2015年3月10日火曜日

VulkanとSPIR-VとGPGPU

次期OpenGLとして予告されていたVulkanがGDC2015でついに発表されました。

噂されていたようにMantle, DirectX12と似た現代のGPUにあわせたCPUオーバーヘッドの小さい薄いAPIとなるのは予想通りだったのですが、プログラミング言語環境と実行フレームワークに少し度肝を抜かれました。

その肝はVulkanと同時に発表されたSPIR-Vです。
VulkanでもGPUでのプログラム実行には従来からのシェーダー言語であるGLSLの拡張版がつかわれますが、今回からは事前コンパイルしてバイナリ中間コード化して使えます。
このバイナリ中間コードにつかわれるのがSPIR-Vです。
実態はLLVM-IRの拡張型ですが、
LLVMと同じようにフロントエンド言語に様々なものが選べます。
GLSLシェーダー言語以外にもやはり時同じくして発表されたOpenCL2.1などにも対応しています。
SPIR-VのようなGPU実行フレームワークが策定されたことで今後GPGPUの普及が促進されることに超期待しています。

2015年1月22日木曜日

HD, ウルトラHD, スーパーHD

世界的な家電展示会CES2015でパナソニックだ次世代Blu-rayの「Ultra HD Blu-ray」プレイヤーを参考出品しました。
解像度をこれまでの2Kから4Kまで高精細になりHDRでダイナミックレンジも広がり益々きれいになるようです。
ディスクの記憶容量を50GBから100GBに高めることでこれを実現しています。

むむっ!? 記憶容量が2倍になったって収まり切らないでしょ?だって映像は2次元だから2Kから4Kになったら帯域4倍使うでしょ! と気づいた方は鋭い。

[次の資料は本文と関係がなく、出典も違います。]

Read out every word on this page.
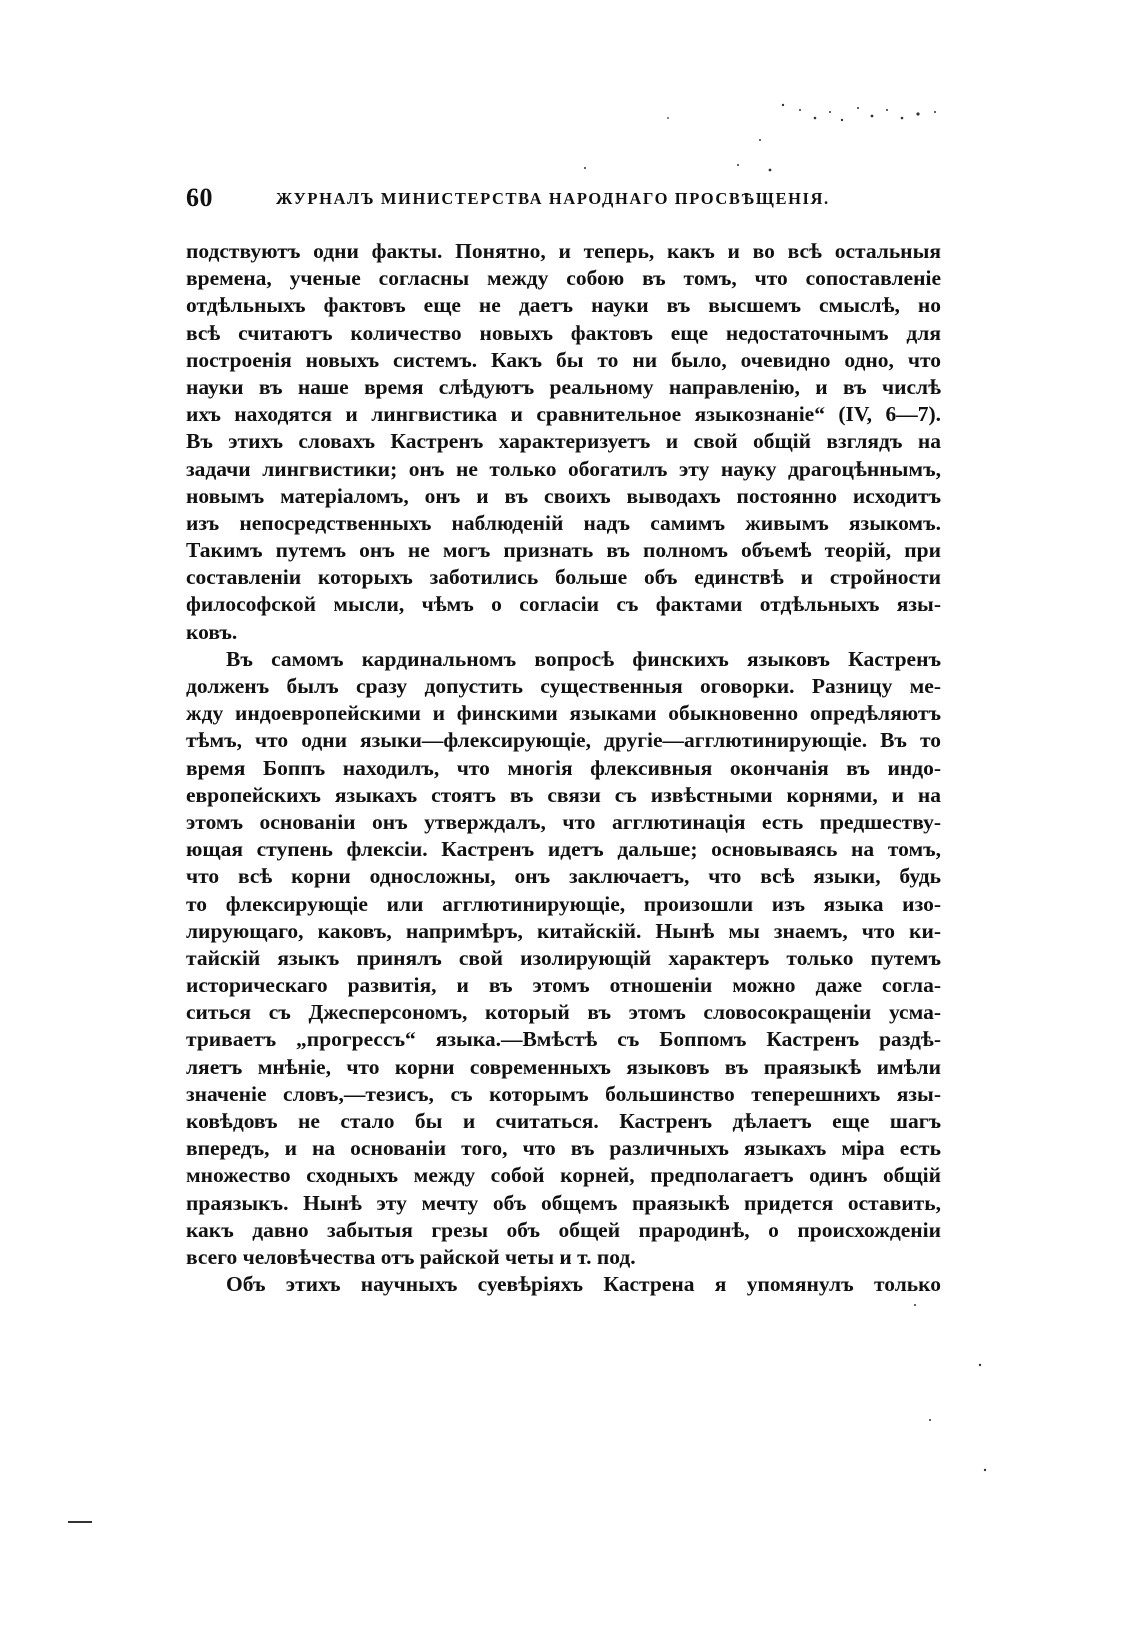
60	ЖУРНАЛЪ МИНИСТЕРСТВА НАРОДНАГО ПРОСВѢЩЕНІЯ.
подствуютъ одни факты. Понятно, и теперь, какъ и во всѣ остальныя
времена, ученые согласны между собою въ томъ, что сопоставленіе
отдѣльныхъ фактовъ еще не даетъ науки въ высшемъ смыслѣ, но
всѣ считаютъ количество новыхъ фактовъ еще недостаточнымъ для
построенія новыхъ системъ. Какъ бы то ни было, очевидно одно, что
науки въ наше время слѣдуютъ реальному направленію, и въ числѣ
ихъ находятся и лингвистика и сравнительное языкознаніе“ (IV, 6—7).
Въ этихъ словахъ Кастренъ характеризуетъ и свой общій взглядъ на
задачи лингвистики; онъ не только обогатилъ эту науку драгоцѣннымъ,
новымъ матеріаломъ, онъ и въ своихъ выводахъ постоянно исходитъ
изъ непосредственныхъ наблюденій надъ самимъ живымъ языкомъ.
Такимъ путемъ онъ не могъ признать въ полномъ объемѣ теорій, при
составленіи которыхъ заботились больше объ единствѣ и стройности
философской мысли, чѣмъ о согласіи съ фактами отдѣльныхъ язы-
ковъ.
Въ самомъ кардинальномъ вопросѣ финскихъ языковъ Кастренъ
долженъ былъ сразу допустить существенныя оговорки. Разницу ме-
жду индоевропейскими и финскими языками обыкновенно опредѣляютъ
тѣмъ, что одни языки—флексирующіе, другіе—агглютинирующіе. Въ то
время Боппъ находилъ, что многія флексивныя окончанія въ индо-
европейскихъ языкахъ стоятъ въ связи съ извѣстными корнями, и на
этомъ основаніи онъ утверждалъ, что агглютинація есть предшеству-
ющая ступень флексіи. Кастренъ идетъ дальше; основываясь на томъ,
что всѣ корни односложны, онъ заключаетъ, что всѣ языки, будь
то флексирующіе или агглютинирующіе, произошли изъ языка изо-
лирующаго, каковъ, напримѣръ, китайскій. Нынѣ мы знаемъ, что ки-
тайскій языкъ принялъ свой изолирующій характеръ только путемъ
историческаго развитія, и въ этомъ отношеніи можно даже согла-
ситься съ Джесперсономъ, который въ этомъ словосокращеніи усма-
триваетъ „прогрессъ“ языка.—Вмѣстѣ съ Боппомъ Кастренъ раздѣ-
ляетъ мнѣніе, что корни современныхъ языковъ въ праязыкѣ имѣли
значеніе словъ,—тезисъ, съ которымъ большинство теперешнихъ язы-
ковѣдовъ не стало бы и считаться. Кастренъ дѣлаетъ еще шагъ
впередъ, и на основаніи того, что въ различныхъ языкахъ міра есть
множество сходныхъ между собой корней, предполагаетъ одинъ общій
праязыкъ. Нынѣ эту мечту объ общемъ праязыкѣ придется оставить,
какъ давно забытыя грезы объ общей прародинѣ, о происхожденіи
всего человѣчества отъ райской четы и т. под.
Объ этихъ научныхъ суевѣріяхъ Кастрена я упомянулъ только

映像コーデックにこれまでの2倍の効率のH.265 HEVCも使っているのです。

HD映像コーデックの歴史を見てみるとMPEG2に始まり2倍の効率のH.264、さらに2倍のH.265と進化を続けています。
H.264ができた当初は詰め込めるだけのアルゴリズムは詰め込んだ!もうこれ以上は無い!とまで言われていましたがそこからさらに2倍の効率を実現したとは驚きの限りです。きっとさらに複雑高度なアルゴリズムが追加されたのでしょう。(関係者曰わく単純にマクロブロックを大きくしたのが一番効いたという話はここだけの秘密です。)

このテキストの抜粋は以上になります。